4 responses to “Netflix Now Has Over 200 Million Active Users”

  1. jbinaz

    Holy crap. The Midnight Sky is their #1 movie? At 51% of the critics and *26%* of the audience on Rotten Tomatoes, people must be desperate for content. I was excited by the trailer, but decided not to watch after seeing the reviews. Sure, I should probably watch and keep an open mind, but the consensus is pretty strong it's not good.


    (Side note about my take on Rotten Tomatoes: if the critics hate it and the audience loves it, it's probably a "fun watch." If both critics and the audience love it, it's probably pretty good. But if both don't love it? No way it's good.)

    • markld

      In reply to jbinaz:

      On your side note:

      I find if certain critics hate a movie, I will like it. I would say it's about 85% of the time. Going the other way, it's an even higher % it's like 95% of the time if they like a movie, I will hate it.

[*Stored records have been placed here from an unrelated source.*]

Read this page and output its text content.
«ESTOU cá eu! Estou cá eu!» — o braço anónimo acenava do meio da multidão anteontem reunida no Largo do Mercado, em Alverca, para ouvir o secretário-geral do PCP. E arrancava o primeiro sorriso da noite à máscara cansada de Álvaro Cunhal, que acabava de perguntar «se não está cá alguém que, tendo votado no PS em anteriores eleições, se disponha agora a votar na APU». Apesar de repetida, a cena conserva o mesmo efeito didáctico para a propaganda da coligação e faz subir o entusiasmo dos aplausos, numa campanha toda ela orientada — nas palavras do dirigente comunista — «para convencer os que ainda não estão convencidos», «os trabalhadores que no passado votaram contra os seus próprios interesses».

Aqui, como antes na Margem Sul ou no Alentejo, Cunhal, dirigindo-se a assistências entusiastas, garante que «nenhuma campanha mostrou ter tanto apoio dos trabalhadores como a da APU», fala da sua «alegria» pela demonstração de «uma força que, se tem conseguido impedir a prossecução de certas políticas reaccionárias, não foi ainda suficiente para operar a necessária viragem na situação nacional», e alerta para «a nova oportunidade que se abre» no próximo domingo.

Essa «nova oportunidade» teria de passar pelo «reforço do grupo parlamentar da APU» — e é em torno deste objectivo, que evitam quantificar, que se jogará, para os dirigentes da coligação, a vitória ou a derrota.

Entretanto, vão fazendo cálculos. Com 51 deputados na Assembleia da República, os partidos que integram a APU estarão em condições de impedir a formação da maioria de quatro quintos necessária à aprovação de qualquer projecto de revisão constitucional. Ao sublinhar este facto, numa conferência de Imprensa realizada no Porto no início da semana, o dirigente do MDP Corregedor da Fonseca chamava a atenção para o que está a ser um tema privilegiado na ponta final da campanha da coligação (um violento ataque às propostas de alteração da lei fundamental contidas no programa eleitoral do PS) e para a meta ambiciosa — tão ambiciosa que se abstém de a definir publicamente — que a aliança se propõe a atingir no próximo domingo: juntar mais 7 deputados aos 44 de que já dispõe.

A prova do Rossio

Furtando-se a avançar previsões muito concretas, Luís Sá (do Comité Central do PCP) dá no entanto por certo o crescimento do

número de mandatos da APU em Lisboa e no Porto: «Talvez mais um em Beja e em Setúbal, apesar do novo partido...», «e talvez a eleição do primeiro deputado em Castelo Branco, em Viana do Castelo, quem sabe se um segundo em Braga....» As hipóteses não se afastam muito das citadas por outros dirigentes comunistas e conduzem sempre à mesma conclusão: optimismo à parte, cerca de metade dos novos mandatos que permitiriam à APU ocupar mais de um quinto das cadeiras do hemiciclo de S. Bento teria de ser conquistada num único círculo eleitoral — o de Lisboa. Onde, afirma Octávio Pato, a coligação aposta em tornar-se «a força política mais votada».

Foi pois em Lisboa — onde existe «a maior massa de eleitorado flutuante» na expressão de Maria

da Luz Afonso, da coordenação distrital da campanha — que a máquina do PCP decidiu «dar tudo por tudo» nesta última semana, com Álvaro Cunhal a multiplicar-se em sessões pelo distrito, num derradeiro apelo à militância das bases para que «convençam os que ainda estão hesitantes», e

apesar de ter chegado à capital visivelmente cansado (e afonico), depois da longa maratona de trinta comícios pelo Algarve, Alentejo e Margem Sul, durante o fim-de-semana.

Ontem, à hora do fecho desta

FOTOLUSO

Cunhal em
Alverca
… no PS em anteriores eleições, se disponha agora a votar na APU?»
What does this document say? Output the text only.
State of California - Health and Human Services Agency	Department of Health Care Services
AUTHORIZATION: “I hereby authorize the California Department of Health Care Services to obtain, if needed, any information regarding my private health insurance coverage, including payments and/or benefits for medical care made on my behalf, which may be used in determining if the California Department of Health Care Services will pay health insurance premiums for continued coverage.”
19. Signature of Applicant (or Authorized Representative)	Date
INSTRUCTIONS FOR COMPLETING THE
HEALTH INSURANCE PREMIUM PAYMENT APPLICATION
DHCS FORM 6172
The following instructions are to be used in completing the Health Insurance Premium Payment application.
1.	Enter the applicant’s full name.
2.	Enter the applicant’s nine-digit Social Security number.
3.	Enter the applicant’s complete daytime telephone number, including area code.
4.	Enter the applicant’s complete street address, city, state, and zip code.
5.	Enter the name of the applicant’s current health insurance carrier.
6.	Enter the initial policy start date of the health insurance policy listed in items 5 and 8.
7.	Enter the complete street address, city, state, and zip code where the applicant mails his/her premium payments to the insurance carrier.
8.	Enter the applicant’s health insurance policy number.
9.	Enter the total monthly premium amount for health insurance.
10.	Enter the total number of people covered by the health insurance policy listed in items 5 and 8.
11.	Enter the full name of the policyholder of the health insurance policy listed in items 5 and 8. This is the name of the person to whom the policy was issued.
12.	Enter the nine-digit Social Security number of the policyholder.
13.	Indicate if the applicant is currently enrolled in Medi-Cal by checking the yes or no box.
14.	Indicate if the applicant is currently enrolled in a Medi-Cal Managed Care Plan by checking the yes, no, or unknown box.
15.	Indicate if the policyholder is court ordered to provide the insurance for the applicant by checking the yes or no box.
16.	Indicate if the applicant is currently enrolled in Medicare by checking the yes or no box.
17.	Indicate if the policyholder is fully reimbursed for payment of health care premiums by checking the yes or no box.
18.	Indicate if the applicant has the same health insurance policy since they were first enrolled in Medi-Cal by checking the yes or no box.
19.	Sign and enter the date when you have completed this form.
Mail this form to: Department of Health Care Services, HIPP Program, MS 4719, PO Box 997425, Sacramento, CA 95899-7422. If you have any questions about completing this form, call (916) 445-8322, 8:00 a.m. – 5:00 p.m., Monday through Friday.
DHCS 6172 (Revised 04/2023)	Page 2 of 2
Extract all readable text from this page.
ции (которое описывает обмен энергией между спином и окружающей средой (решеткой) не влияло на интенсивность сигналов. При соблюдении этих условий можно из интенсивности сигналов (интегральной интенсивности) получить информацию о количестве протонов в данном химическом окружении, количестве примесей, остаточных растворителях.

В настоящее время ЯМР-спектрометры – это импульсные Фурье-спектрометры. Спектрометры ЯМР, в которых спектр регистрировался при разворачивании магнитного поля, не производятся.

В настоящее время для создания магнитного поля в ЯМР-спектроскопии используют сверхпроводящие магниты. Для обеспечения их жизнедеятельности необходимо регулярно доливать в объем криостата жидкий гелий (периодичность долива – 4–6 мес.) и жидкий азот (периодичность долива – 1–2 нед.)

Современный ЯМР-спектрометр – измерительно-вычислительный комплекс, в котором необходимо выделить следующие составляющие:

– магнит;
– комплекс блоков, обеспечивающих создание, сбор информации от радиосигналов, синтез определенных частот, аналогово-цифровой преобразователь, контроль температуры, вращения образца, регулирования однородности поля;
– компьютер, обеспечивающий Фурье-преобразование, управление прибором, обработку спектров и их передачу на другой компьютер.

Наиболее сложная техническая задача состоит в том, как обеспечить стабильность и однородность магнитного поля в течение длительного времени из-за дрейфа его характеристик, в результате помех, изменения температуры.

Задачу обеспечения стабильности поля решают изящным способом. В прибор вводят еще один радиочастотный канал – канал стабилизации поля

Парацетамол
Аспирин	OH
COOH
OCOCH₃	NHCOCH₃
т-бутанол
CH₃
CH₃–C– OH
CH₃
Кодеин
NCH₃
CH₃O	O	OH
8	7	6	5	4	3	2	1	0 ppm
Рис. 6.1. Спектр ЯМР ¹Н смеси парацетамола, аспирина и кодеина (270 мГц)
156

      Its mainly critics from the big media outlets.

      With audiences it does not have much of a pattern to it. Although Rotten Tomatoes is pretty close on some movies and really off on others.

      In about a 25 to 30 year period I have found it to be that way.

      Midnight Sky sounds like a load.


  2. oscar1

    You could think otherwise with the very dull production of series and films that Netflix released the last 1-2 years or so. And as a premium commenter wrote; Midnight Sky as the biggest film in 2020? Omg.

    Feels like people just went with the flow here, everybody has heard of Netflix and it is on every smart TV there is.

    • Paul Thurrott

      We spend a considerable amount of time watching Netflix, almost exclusively because of its excellent series and films, which are collectively the best in the market. So I'm not clear what you're talking about at all.